First, Beijing seeks to make the yuan a major international reserve and invoicing currency, aspiring to share this role with the U.S. dollar, or (less likely) to replace it. China's recent proliferation of swap accounts with several of its principal trading partners in Europe and Asia—denominating the accounts in yuan—indicates this aspiration.

 

Second, to achieve status as a major reserve currency, the yuan must be fully convertible on the capital account. Currently, capital transactions, such as efforts by Alibaba to have its shares listed on the New York Stock Exchange, and by Huawei to buy shares of U.S. companies, require that the Chinese companies' yuan capital be readily convertible into U.S. dollars. Such convertibility is easily accessible for China's favored state-owned companies (such as China Petroleum Co. and China National Overseas Oil Co.) and for some "approved" private entities (such as Huawei and Alibaba). For others, both corporate and individual, convertibility into dollars or other foreign currencies is restricted.

 

The third factor is the enormous size of accumulated liquid deposits on the balance sheets of China's financial institutions.
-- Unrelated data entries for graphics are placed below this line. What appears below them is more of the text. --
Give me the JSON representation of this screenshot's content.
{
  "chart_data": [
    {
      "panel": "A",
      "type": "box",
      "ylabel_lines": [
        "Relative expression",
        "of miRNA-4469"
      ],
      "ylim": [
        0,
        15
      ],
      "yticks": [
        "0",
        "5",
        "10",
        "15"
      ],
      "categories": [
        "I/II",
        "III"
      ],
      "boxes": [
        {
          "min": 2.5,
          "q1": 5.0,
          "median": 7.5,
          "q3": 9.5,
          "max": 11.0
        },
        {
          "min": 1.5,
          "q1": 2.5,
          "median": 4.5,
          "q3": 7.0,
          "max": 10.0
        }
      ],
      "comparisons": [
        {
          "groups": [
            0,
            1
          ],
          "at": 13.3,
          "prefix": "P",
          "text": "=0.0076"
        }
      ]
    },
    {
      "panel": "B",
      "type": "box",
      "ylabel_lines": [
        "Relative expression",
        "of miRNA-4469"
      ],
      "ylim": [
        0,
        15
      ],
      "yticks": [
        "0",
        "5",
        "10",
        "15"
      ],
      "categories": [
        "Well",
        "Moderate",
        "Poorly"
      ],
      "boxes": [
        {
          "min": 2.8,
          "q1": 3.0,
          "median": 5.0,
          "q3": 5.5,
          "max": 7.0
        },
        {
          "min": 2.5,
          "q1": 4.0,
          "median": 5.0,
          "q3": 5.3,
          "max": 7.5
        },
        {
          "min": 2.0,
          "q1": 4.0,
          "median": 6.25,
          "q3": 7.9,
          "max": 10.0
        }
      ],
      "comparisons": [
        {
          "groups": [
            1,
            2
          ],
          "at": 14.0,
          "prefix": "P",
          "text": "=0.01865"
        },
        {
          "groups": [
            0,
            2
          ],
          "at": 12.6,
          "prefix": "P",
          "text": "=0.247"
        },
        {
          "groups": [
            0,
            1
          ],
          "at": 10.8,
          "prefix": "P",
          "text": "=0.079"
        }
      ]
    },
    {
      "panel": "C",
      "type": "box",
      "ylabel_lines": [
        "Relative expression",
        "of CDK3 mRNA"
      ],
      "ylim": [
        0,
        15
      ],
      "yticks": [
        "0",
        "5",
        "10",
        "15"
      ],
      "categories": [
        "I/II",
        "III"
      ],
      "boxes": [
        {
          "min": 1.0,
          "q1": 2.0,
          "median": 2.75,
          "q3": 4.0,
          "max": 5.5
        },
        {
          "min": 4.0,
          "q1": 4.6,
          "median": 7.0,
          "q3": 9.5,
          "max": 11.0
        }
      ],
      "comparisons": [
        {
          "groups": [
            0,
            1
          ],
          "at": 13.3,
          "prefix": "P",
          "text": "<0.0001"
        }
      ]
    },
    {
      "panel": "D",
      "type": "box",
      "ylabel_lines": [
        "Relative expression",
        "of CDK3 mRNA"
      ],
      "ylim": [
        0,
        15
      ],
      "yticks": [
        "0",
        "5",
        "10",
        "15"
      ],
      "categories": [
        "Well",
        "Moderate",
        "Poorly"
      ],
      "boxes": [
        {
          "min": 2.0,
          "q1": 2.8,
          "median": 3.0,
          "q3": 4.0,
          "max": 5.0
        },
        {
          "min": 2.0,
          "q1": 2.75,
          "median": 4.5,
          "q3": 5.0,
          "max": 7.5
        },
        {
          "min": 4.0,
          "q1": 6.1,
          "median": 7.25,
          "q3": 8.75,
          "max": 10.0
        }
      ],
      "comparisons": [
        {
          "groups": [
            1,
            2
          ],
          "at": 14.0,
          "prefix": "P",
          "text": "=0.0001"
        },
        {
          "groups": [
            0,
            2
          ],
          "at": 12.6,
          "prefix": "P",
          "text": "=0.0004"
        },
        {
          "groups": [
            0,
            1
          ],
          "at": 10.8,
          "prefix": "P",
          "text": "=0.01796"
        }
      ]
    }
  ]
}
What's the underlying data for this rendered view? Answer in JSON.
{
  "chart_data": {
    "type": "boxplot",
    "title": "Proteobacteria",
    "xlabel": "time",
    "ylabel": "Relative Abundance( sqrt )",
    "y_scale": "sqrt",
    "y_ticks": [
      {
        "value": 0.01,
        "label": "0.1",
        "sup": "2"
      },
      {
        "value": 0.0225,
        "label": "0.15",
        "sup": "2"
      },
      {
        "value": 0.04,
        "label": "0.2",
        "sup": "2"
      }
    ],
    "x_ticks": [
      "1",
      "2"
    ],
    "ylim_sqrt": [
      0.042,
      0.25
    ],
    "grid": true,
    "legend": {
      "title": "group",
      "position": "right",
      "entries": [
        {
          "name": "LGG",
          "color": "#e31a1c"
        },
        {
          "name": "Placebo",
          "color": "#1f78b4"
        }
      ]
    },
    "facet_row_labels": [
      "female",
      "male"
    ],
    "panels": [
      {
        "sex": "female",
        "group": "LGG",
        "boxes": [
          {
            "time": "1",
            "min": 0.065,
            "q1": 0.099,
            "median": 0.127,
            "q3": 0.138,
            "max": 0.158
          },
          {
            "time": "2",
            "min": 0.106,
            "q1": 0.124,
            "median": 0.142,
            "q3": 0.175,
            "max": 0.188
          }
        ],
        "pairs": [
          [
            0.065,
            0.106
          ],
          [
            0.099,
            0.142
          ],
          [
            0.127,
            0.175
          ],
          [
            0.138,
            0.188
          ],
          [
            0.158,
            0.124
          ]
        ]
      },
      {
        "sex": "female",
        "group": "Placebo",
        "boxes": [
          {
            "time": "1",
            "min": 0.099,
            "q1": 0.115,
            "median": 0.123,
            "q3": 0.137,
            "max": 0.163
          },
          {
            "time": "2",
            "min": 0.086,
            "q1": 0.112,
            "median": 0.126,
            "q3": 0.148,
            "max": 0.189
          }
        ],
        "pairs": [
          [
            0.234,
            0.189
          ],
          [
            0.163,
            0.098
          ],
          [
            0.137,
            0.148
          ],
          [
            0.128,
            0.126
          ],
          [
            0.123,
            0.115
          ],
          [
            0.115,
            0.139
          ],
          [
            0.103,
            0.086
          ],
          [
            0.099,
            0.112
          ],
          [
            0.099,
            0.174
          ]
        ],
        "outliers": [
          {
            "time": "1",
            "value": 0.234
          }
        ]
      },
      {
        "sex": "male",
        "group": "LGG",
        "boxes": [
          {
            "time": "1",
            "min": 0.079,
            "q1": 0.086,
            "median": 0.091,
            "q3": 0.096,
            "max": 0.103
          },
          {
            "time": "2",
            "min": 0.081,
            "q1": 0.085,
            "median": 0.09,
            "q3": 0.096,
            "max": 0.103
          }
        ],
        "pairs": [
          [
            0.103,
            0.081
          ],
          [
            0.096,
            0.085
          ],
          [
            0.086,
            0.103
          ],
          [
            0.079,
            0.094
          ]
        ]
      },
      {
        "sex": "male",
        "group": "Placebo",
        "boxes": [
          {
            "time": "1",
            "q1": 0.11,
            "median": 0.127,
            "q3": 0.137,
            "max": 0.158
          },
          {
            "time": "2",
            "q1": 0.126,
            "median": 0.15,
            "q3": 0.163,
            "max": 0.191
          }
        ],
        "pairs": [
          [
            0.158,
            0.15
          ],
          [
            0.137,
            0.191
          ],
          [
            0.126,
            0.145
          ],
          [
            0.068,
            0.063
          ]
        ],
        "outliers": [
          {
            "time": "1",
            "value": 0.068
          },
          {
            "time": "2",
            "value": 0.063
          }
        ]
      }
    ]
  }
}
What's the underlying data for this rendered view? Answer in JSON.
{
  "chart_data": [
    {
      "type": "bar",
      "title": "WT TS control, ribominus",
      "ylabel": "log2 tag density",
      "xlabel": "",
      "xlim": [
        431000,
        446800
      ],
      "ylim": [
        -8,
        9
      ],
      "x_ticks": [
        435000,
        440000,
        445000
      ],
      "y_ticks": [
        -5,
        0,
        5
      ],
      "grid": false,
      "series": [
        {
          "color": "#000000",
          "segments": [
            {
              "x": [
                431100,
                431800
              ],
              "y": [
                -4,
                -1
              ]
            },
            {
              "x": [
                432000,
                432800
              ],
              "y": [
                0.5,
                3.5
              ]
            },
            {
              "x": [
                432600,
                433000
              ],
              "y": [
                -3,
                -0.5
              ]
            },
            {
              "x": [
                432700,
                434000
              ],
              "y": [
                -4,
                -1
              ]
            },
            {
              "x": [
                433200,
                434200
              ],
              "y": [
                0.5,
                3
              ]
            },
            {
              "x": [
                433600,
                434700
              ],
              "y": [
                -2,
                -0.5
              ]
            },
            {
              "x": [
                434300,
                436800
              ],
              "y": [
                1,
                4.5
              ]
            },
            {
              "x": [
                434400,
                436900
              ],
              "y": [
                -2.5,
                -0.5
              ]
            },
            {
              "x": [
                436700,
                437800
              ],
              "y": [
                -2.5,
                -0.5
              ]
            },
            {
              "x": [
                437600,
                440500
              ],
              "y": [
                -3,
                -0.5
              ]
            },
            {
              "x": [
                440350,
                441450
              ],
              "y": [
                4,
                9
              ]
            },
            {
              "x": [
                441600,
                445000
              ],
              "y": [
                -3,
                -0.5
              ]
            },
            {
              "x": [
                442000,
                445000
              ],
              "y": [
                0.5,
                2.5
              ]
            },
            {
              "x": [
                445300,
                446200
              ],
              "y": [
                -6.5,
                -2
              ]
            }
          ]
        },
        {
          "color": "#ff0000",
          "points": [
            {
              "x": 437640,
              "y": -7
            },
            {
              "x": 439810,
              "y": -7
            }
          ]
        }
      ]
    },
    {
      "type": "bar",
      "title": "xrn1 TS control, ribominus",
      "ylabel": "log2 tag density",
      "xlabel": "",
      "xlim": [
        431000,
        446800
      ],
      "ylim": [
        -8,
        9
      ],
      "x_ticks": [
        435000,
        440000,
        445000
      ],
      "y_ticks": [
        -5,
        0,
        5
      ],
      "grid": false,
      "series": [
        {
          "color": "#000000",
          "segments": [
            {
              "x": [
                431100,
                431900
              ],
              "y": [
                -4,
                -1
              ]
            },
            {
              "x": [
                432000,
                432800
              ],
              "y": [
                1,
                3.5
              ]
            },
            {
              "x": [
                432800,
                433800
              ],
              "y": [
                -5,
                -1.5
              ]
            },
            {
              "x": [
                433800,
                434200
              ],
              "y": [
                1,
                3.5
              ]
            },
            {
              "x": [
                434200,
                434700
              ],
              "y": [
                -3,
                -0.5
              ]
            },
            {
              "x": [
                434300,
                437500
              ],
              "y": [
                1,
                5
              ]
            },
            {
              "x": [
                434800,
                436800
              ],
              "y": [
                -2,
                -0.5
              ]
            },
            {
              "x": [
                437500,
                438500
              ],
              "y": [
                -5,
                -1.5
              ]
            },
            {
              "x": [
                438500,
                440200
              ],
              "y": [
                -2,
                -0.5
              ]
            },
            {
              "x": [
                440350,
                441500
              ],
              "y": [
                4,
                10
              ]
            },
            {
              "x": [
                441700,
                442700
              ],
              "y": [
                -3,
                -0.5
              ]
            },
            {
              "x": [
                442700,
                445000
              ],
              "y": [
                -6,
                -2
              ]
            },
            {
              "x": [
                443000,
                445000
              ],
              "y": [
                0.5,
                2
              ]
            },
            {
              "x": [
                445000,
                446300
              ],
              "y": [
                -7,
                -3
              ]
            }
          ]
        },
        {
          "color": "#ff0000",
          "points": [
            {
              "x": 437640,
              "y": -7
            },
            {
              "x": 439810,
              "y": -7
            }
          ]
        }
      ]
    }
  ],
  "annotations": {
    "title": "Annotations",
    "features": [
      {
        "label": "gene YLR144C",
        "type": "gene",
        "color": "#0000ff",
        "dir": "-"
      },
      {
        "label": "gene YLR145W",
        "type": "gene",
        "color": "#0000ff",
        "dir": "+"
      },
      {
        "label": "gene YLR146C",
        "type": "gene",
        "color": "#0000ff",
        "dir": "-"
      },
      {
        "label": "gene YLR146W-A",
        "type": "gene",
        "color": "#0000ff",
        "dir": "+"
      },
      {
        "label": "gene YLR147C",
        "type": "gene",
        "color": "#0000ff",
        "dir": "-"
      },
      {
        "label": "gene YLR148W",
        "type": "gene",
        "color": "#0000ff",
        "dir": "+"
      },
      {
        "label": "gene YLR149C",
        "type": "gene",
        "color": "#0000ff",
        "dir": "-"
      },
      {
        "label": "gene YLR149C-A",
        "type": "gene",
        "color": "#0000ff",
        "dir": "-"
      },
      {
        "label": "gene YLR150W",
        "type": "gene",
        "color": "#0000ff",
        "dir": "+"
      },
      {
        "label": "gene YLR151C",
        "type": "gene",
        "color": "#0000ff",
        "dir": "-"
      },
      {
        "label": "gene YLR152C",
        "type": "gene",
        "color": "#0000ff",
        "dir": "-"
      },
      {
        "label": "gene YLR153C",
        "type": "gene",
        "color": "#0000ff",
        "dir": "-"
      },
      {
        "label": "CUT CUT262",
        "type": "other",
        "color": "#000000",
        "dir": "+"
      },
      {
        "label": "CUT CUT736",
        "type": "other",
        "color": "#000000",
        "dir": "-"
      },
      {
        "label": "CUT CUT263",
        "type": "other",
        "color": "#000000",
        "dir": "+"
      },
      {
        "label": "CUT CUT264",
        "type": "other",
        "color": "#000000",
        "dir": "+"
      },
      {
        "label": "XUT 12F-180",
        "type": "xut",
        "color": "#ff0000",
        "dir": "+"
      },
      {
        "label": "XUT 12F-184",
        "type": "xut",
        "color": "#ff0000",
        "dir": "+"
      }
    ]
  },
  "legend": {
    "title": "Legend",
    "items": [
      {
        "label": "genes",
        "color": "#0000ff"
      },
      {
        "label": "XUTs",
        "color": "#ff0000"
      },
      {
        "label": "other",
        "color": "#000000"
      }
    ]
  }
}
According to the most recently published data, in 2011 total deposits held in these institutions by corporations, individuals and other entities amounted to 80.9 trillion yuan ($13.3 trillion)—70% more than China's GDP. (In the U.S. in 2014, M2—consisting of total demand deposits, savings deposits and small time deposits—was 35% less than U.S. GDP).

 

If and when full yuan convertibility occurs, a significant share of these yuan balances (perhaps 10% or more) will diversify into other foreign assets, especially dollar assets. Buying up foreign assets on a major scale means flooding the market with yuan, putting downward pressure on its value.

 

And as long as China maintains an annual current account surplus—currently about $190 billion—some of it will further boost demand for foreign assets, thereby further weakening the yuan's exchange rate.

 

These three factors mean that the yuan's value is likely to stabilize toward the lower end of the 16 cents to 20 cents range. That said, so long as China's unusually high savings rate persists—about 40% of GDP compared with less than 10% in the U.S.—so too will large surpluses recur in its current account.

 

The relationship between savings and the current account balance follows because of how the components of each are defined: The excess of domestic savings above domestic investment equals the excess of current earnings from abroad above payments to foreign recipients. But this accounting relationship doesn't say what's causing what. The yuan's equilibrium value will reflect the relationship; it doesn't cause it.

 

China's current account surpluses will shrink if and as domestic consumption rises and saving falls relative to domestic investment. How this change affects China's economic growth will depend as much on how efficiently investment is allocated as on the increase in consumption. The yuan's exchange rate will accompany and adjust to these changes, rather than drive them, and the accusations of currency manipulation will fall by the wayside.

 

Mr. Wolf holds the distinguished chair in international economics at the Rand Corp. and is a senior research fellow at Stanford's Hoover Institution.